River levees through Kent hold strong during flooding

Levees along the Green River in Kent appeared to have held up fine, despite the heavy rain that pummeled the city and Western Washington last week.

“We haven’t had indications of any problems or failures of any levees in the city,” said Mike Mactutis, city environmental engineering manager, in a phone interview Friday.

The U.S. Army Corps of Engineers completed an $8.7 million project last fall to repair the Kent Shops, Narita and Myer’s Golf levees on the river near the Riverbend Golf Course on West Meeker Street. The levees sustained damage during the November 2006 flood.

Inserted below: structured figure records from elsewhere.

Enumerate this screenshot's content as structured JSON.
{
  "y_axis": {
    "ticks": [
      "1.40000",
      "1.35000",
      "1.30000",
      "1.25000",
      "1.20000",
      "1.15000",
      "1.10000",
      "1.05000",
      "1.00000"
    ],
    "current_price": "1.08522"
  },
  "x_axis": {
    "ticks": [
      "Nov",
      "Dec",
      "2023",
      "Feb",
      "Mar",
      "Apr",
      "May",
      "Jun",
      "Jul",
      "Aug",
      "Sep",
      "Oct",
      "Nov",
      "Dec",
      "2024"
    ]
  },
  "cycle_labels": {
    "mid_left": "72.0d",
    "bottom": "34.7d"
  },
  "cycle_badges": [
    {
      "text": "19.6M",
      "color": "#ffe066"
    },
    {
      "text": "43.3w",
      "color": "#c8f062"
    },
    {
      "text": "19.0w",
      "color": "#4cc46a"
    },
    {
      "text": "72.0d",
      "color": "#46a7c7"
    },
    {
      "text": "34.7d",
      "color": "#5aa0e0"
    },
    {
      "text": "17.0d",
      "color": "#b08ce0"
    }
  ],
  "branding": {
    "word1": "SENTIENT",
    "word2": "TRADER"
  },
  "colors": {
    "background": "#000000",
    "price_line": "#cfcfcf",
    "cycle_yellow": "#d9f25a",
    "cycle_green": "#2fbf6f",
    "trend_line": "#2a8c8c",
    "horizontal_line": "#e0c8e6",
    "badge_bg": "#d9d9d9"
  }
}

City officials monitor the levees 24 hours a day during heavy rain. Mactutis inspected the levees by the golf course on Thursday.

“There was no indication of any problems with them,” he said.

While Army Corps crews were kept busy last week with emergency-levee repairs along the Snohomish, Nooksack and other rivers in the region, the Corps received no reports from city or county officials for assistance with any levee issues on the Green River.

“The good thing is they held up during the flood event,” said Andrea Takash, spokeswoman for the Seattle division of the U.S. Army Corps of Engineeers.

In addition to the levees, the Army Corps also controls flooding along the Green River by holding back water at the Howard Hanson Dam, northeast of Enumclaw. The Corps built the dam in the early 1960s to help prevent flooding in the Green River valley.

When Corps officials started to release more water Friday from behind the dam, the Green River reached within about 2 feet of flood stage.

The high flow of water along the river kept city officials on edge.

“It makes us nervous when there’s that much water in the river,” Mactutis said. “In some areas of the city, the water flows as much as 6 to 10 feet higher than the ground next to the levee. But so far, they’ve done fine.”

King County officials plans to visit the repaired levees near the Riverbend Golf Course as soon as water levels recede to assess any damage that might have been done. But the river is expected to remain high for at least a few days, as Corps officials release water to lower the reservoir behind the dam.

“The recent repair sites will be among the first we visit,” said Doug Williams, spokesman for the county’s Natural Resources and Parks division. “We’ll get a good look when the water recedes.”

City and county officials will look for cracks or other movement at the levees as well as any seepage out of the back of a levee, Mactutis said.

“The water just started receding,” Takash said. “Until the water goes down, there’s no way to determine the damage. Once the water goes down, we’ll assess it and repair any damage. If there’s erosion, we’ll fix it.”